Start of my Weekend…

I have taken tomorrow off from work to stay at home with Debbie. She is still no weight on her right foot/ankle/lower leg and will be this status till at least October 20.

Last night we were able to get her into the bath for her first real bath. There have been daily bed baths and clean ups, but this was her first. I scrubbed her really good and washed her hair twice. She came out squeaky clean and her surgical area and cast stayed dry!

While she sat enjoying the hot water I changed the bed linens so she would have a lovely new bed to rest on. Just being able to get her hair washed and a bath seemed to have greatly improved her spirits! I think Debbie even slept better last night.

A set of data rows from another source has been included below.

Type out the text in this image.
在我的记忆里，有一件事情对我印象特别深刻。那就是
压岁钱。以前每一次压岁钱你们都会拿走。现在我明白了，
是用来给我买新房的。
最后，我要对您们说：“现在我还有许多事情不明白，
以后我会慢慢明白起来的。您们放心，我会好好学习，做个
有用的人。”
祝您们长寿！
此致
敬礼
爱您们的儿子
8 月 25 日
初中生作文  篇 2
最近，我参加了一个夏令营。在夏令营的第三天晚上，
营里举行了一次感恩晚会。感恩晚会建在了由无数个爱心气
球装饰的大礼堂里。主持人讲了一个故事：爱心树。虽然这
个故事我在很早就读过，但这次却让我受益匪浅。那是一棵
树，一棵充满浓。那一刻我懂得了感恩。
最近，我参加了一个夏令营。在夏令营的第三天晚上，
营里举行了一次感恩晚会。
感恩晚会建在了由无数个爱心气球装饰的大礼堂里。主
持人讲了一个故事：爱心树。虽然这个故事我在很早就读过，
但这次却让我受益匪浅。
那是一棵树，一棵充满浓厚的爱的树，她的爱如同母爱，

We have been blessed that Debbie’s Mom comes over during the day to take care of her. I would be at a total loss if not for this wonderful loving Lady. I refer to her as Mom, I call her my Mom, as she loves and accepts me for who I am , as I am. My birth mother never really liked me, I was a late in life baby, I think an unplanned pregnancy. And through my life she never failed to let me know that I was just a liability in her life. She was a miserable bitter women who was intent upon sharing her self perceived misery on everyone. Our family was totally dysfunctional. There were no family reunions or gatherings due to my birth mother. She was ashamed to face any of the family on either side . They all came from a small Coal Camp in West Virginia where everyone knows each other. The cause of her shame was because she slept with my father’s brother while he was in WWII. And as I have oft said, my dad was either a Saint or a fool for staying with her.

But back to my Debbie. She is aching to ride her motorcycle. I tell her of every ride, not mattering if to work or the grocery. She glows as I tell her about the ride. She will work her butt off in physical therapy just so she can get back in the saddle of her Indian!

This evening I am catching up on laundry and cooking dinner, I think I shall soon retire to bed.

Peace.

One thought on “Start of my Weekend…”

  1. I am sorry to hear about your birth mom and the dysfunctional family you grew up in. That is HARD. Children need love and security so much. I am glad you have someone wonderful to call Mom, who cares for you and loves you. Hope Debbie can ride soon!